産業技術総合研究所(産総研)は2016年7月29日、早稲田大学(早大)と共同で、「産総研・早大 生体システムビッグデータ解析オープンイノベーションラボラトリ(AIST-Waseda University Computational Bio Big-Data Open Innovation Laboratory:CBBD-OIL)を設立したと発表した。産総研が私立大学と共同で設立する初めての組織で、早大西早稲田キャンパスに設置される。
近年、バイオ分野に情報技術を組み合わせることで、医薬や食品、化学品分野など、さまざまな産業への応用が期待されている。最近では、実験技術や機器の進歩により、細胞/生体/集団単位でDNA/RNA/タンパク質などの生命データが増加している。これらを有効に活用するために、迅速に結果を示せる情報解析技術の開発が求められているという。
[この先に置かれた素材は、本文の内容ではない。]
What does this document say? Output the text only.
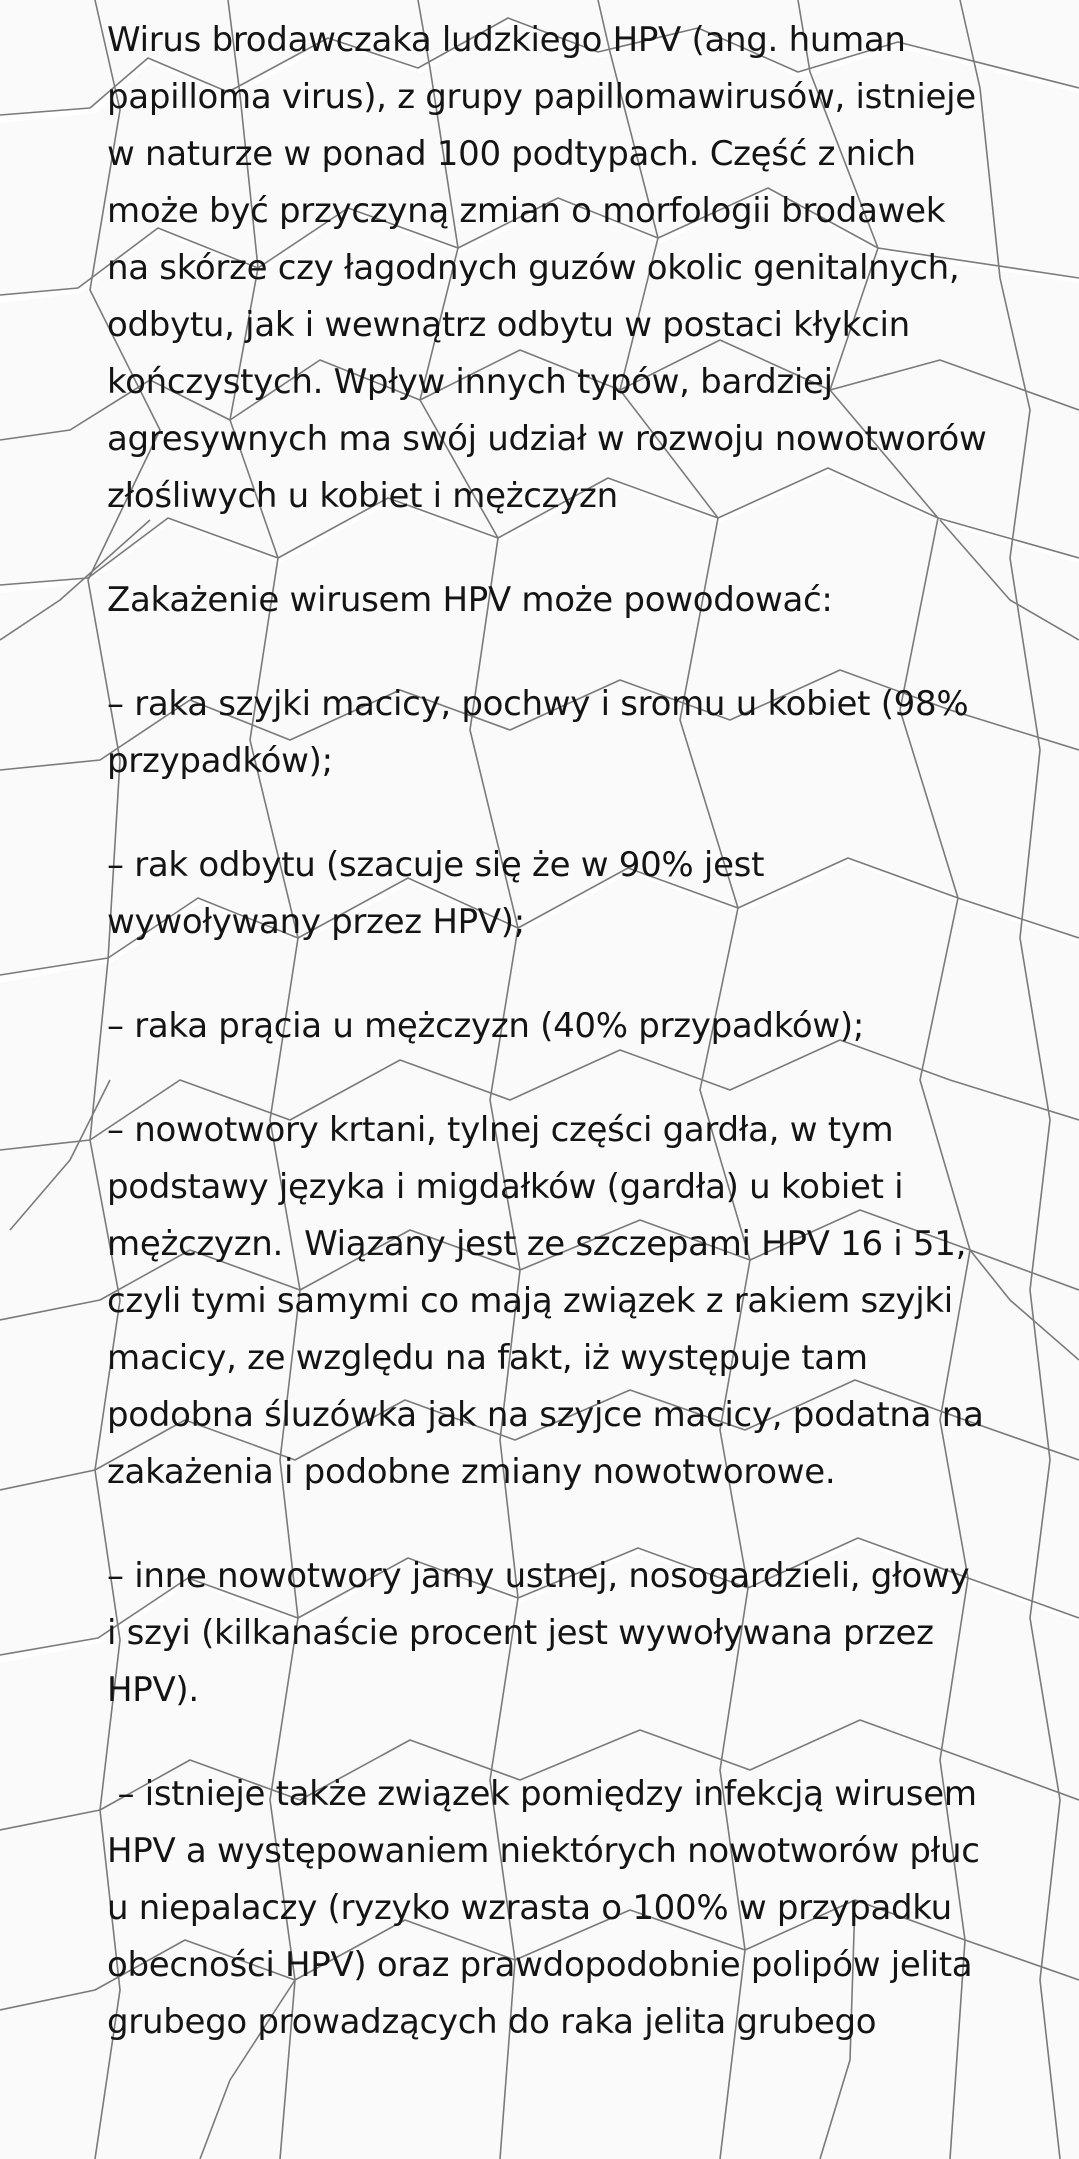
Wirus brodawczaka ludzkiego HPV (ang. human papilloma virus), z grupy papillomawirusów, istnieje w naturze w ponad 100 podtypach. Część z nich może być przyczyną zmian o morfologii brodawek na skórze czy łagodnych guzów okolic genitalnych, odbytu, jak i wewnątrz odbytu w postaci kłykcin kończystych. Wpływ innych typów, bardziej agresywnych ma swój udział w rozwoju nowotworów złośliwych u kobiet i mężczyzn

Zakażenie wirusem HPV może powodować:

– raka szyjki macicy, pochwy i sromu u kobiet (98% przypadków);

– rak odbytu (szacuje się że w 90% jest wywoływany przez HPV);

– raka prącia u mężczyzn (40% przypadków);

– nowotwory krtani, tylnej części gardła, w tym podstawy języka i migdałków (gardła) u kobiet i mężczyzn.  Wiązany jest ze szczepami HPV 16 i 51, czyli tymi samymi co mają związek z rakiem szyjki macicy, ze względu na fakt, iż występuje tam podobna śluzówka jak na szyjce macicy, podatna na zakażenia i podobne zmiany nowotworowe.

– inne nowotwory jamy ustnej, nosogardzieli, głowy i szyi (kilkanaście procent jest wywoływana przez HPV).

– istnieje także związek pomiędzy infekcją wirusem HPV a występowaniem niektórych nowotworów płuc u niepalaczy (ryzyko wzrasta o 100% w przypadku obecności HPV) oraz prawdopodobnie polipów jelita grubego prowadzących do raka jelita grubego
早大は、1細胞単位で挙動を解析するシングルセル解析において、日本最大の技術を蓄積している。また、微生物のDNA情報を収集し、これらを丸ごとシーケンス(配列を決定)するメタゲノム解析や、超高速シーケンサーデータの情報解析技術などにも実績を持つ。一方、産総研は、大規模なゲノム配列を高速・高精度に比較し、遺伝子の持つ機能や疾病要因となっているゲノム上の変異などの知見を効率的に見いだす情報解析技術を有している。
今回、CBBD-OILを設立することで、早大が持つ日本有数の生体システムビッグデータと両者の情報解析シーズ技術を合わせ、生命現象のメカニズムをシステムとして理解し、疾病メカニズムの解明や究極の個別化医療への貢献を目指した研究開発に取り組む。
具体的には、シングルセルデータからの疾病発症メカニズムの解明や微量組織データからの組織・生体モデリング技術の開発、腸内フローラデータからの疾病関連因子同定技術の開発、マリンメタゲノムデータからの新しいゲノム資源発見のためのデータ整備と解析技術開発などを行う。両者は、情報解析技術の高度化により、生体システムの理解と制御を目指すとしている。